I suggest to you that your opinion that Section 4(c) in Appendix II
conflicts with Rule 14-1 is flawed. Section 4(c) of Appendix II establishes
the guidelines for a club to be considered conforming, nothing more.
Rule 14-1 clarifies the manner in which a conforming club can be used,
nothing more. I fail to see any inconsistency or conflict.
Response # 2 to USGA by Dale Miller,
In a message dated 12/5/00
1:46:39 PM Eastern Standard Time, jhall@USGA.org writes:
<< I suggest to you that your opinion that Section 4(c) in Appendix
II conflicts with Rule 14-1 is flawed. Section 4(c) of Appendix II
establishes the guidelines for a club to be considered conforming,
nothing more. Rule 14-1 clarifies the manner in which a conforming
club can be used, nothing more. I fail to see any inconsistency or
Obviously I believe your use of the word "clarifies" when
applied to Rule 14-1 is misplaced and your use of the word "guidelines"
in reference to Rule 4(c) is less than convincing. It is now clear
to me that your organization prefers rules that can be interpreted
subjectively and I prefer rules that can be interpreted objectively.
This difference is very common between a governing body and its subjects.
You are a member of the governing body and I am the subject.

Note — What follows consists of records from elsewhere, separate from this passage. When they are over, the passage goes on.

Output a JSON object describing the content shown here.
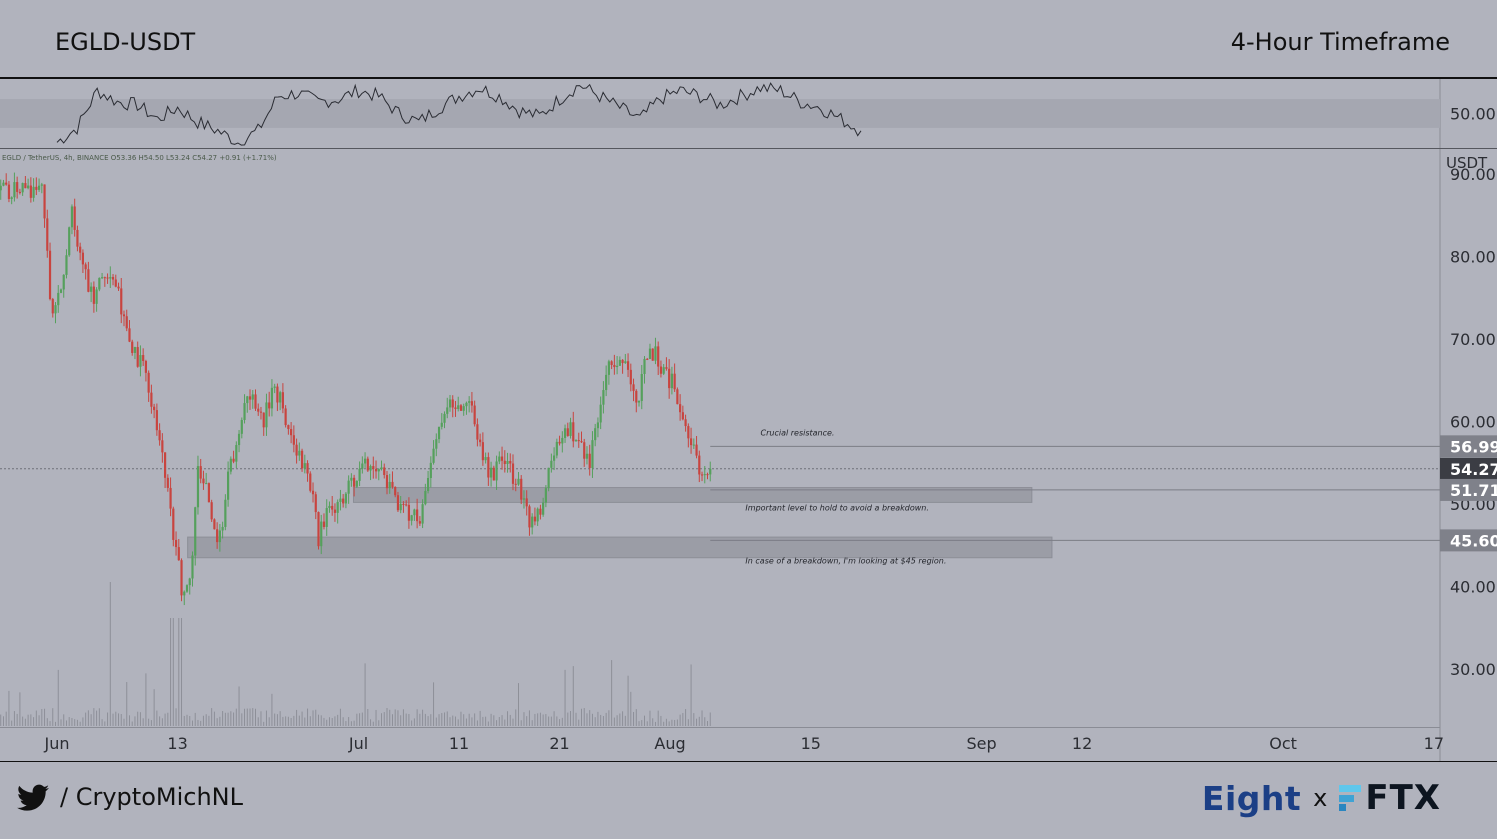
{
  "header": {
    "pair_title": "EGLD-USDT",
    "timeframe_title": "4-Hour Timeframe"
  },
  "footer": {
    "handle": "/ CryptoMichNL",
    "brand_eight": "Eight",
    "brand_x": "x",
    "brand_ftx": "FTX"
  },
  "colors": {
    "background": "#b1b3bd",
    "up_candle": "#55a05c",
    "down_candle": "#c8443f",
    "zone_fill": "#9b9da6",
    "price_tag": "#7f818a",
    "current_price_tag": "#3b3d44"
  },
  "chart_data": [
    {
      "type": "line",
      "panel": "indicator",
      "ylim": [
        38,
        62
      ],
      "band": [
        45,
        55
      ],
      "y_ticks": [
        50.0
      ],
      "y_tick_labels": [
        "50.00"
      ],
      "x": [
        0,
        2,
        4,
        6,
        8,
        10,
        12,
        14,
        16,
        18,
        20,
        22,
        24,
        26,
        28,
        30,
        32,
        34,
        36,
        38,
        40,
        42,
        44,
        46,
        48,
        50,
        52,
        54,
        56,
        58,
        60,
        62,
        64,
        66,
        68,
        70,
        72,
        74,
        76,
        78,
        80
      ],
      "values": [
        40,
        45,
        58,
        54,
        53,
        48,
        52,
        47,
        44,
        40,
        44,
        56,
        57,
        54,
        55,
        58,
        56,
        50,
        47,
        52,
        56,
        59,
        56,
        51,
        49,
        55,
        60,
        56,
        52,
        48,
        55,
        58,
        56,
        53,
        56,
        59,
        58,
        54,
        52,
        48,
        44
      ]
    },
    {
      "type": "candlestick",
      "panel": "price",
      "symbol_info": "EGLD / TetherUS, 4h, BINANCE  O53.36  H54.50  L53.24  C54.27  +0.91 (+1.71%)",
      "currency_label": "USDT",
      "ylim": [
        23,
        93
      ],
      "y_ticks": [
        30,
        40,
        50,
        60,
        70,
        80,
        90
      ],
      "y_tick_labels": [
        "30.00",
        "40.00",
        "50.00",
        "60.00",
        "70.00",
        "80.00",
        "90.00"
      ],
      "x_ticks": [
        {
          "label": "Jun",
          "day": 0
        },
        {
          "label": "13",
          "day": 12
        },
        {
          "label": "Jul",
          "day": 30
        },
        {
          "label": "11",
          "day": 40
        },
        {
          "label": "21",
          "day": 50
        },
        {
          "label": "Aug",
          "day": 61
        },
        {
          "label": "15",
          "day": 75
        },
        {
          "label": "Sep",
          "day": 92
        },
        {
          "label": "12",
          "day": 102
        },
        {
          "label": "Oct",
          "day": 122
        },
        {
          "label": "17",
          "day": 137
        }
      ],
      "close_path": [
        {
          "day": -1.5,
          "close": 88
        },
        {
          "day": -0.5,
          "close": 73
        },
        {
          "day": 0.5,
          "close": 77
        },
        {
          "day": 1.5,
          "close": 86
        },
        {
          "day": 2.5,
          "close": 79
        },
        {
          "day": 3.5,
          "close": 75
        },
        {
          "day": 4.5,
          "close": 77
        },
        {
          "day": 6,
          "close": 76
        },
        {
          "day": 7.5,
          "close": 69
        },
        {
          "day": 9,
          "close": 65
        },
        {
          "day": 10.5,
          "close": 56
        },
        {
          "day": 11.5,
          "close": 47
        },
        {
          "day": 12.5,
          "close": 39
        },
        {
          "day": 13.5,
          "close": 43
        },
        {
          "day": 14,
          "close": 55
        },
        {
          "day": 15,
          "close": 51
        },
        {
          "day": 16,
          "close": 44
        },
        {
          "day": 17,
          "close": 53
        },
        {
          "day": 18.5,
          "close": 61
        },
        {
          "day": 19.5,
          "close": 63
        },
        {
          "day": 20.5,
          "close": 60
        },
        {
          "day": 21.5,
          "close": 64
        },
        {
          "day": 22.5,
          "close": 62
        },
        {
          "day": 23.5,
          "close": 57
        },
        {
          "day": 24.5,
          "close": 55
        },
        {
          "day": 25.5,
          "close": 50
        },
        {
          "day": 26,
          "close": 46
        },
        {
          "day": 27,
          "close": 50
        },
        {
          "day": 28,
          "close": 49
        },
        {
          "day": 29,
          "close": 52
        },
        {
          "day": 30,
          "close": 54
        },
        {
          "day": 31.5,
          "close": 55
        },
        {
          "day": 33,
          "close": 52
        },
        {
          "day": 34,
          "close": 50
        },
        {
          "day": 35,
          "close": 49
        },
        {
          "day": 36,
          "close": 48
        },
        {
          "day": 37,
          "close": 53
        },
        {
          "day": 38,
          "close": 59
        },
        {
          "day": 39,
          "close": 62
        },
        {
          "day": 40,
          "close": 61
        },
        {
          "day": 41,
          "close": 62
        },
        {
          "day": 42,
          "close": 58
        },
        {
          "day": 43,
          "close": 53
        },
        {
          "day": 44,
          "close": 55
        },
        {
          "day": 45,
          "close": 54
        },
        {
          "day": 46,
          "close": 52
        },
        {
          "day": 47,
          "close": 48
        },
        {
          "day": 48,
          "close": 49
        },
        {
          "day": 49,
          "close": 55
        },
        {
          "day": 50,
          "close": 58
        },
        {
          "day": 51,
          "close": 59
        },
        {
          "day": 52,
          "close": 57
        },
        {
          "day": 53,
          "close": 55
        },
        {
          "day": 54,
          "close": 62
        },
        {
          "day": 55,
          "close": 67
        },
        {
          "day": 56,
          "close": 68
        },
        {
          "day": 57,
          "close": 66
        },
        {
          "day": 58,
          "close": 62
        },
        {
          "day": 58.5,
          "close": 69
        },
        {
          "day": 59.5,
          "close": 68
        },
        {
          "day": 60.5,
          "close": 66
        },
        {
          "day": 61.5,
          "close": 64
        },
        {
          "day": 62.5,
          "close": 60
        },
        {
          "day": 63,
          "close": 58
        },
        {
          "day": 64,
          "close": 54
        },
        {
          "day": 65,
          "close": 54.27
        }
      ],
      "candle_count": 260,
      "vertical_lines": [
        {
          "label": "Crucial resistance.",
          "price": 56.99
        },
        {
          "label": "Important level to hold to avoid a breakdown.",
          "price": 51.71
        },
        {
          "label": "In case of a breakdown, I'm looking at $45 region.",
          "price": 45.6
        }
      ],
      "zones": [
        {
          "from_day": 29.5,
          "to_day": 97,
          "low": 50.2,
          "high": 52.0
        },
        {
          "from_day": 13,
          "to_day": 99,
          "low": 43.5,
          "high": 46.0
        }
      ],
      "price_tags": [
        {
          "label": "56.99",
          "value": 56.99
        },
        {
          "label": "54.27",
          "value": 54.27,
          "current": true
        },
        {
          "label": "51.71",
          "value": 51.71
        },
        {
          "label": "45.60",
          "value": 45.6
        }
      ],
      "annotations": [
        {
          "text": "Crucial resistance.",
          "day": 70,
          "price": 58.3
        },
        {
          "text": "Important level to hold to avoid a breakdown.",
          "day": 68.5,
          "price": 49.2
        },
        {
          "text": "In case of a breakdown, I'm looking at $45 region.",
          "day": 68.5,
          "price": 42.8
        }
      ]
    }
  ]
}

You want
to preserve and protect the power that comes with subjective interpretation.
As the subject, I want objective rules to apply when I play the game
of golf and when I undertake to develop new tools to play the game.
I will continue to advocate that the USGA define terms and adopt very
specific guidelines to follow in Appendix II.
Finally, I will continue to advocate that a penalty should be assessed
in the following instance: If a club can have only one "striking
face" then a golfer who intentionally uses a conforming club
to strike a ball at a spot on the club other than a spot on the approved
striking face, the golfer should incur a penalty.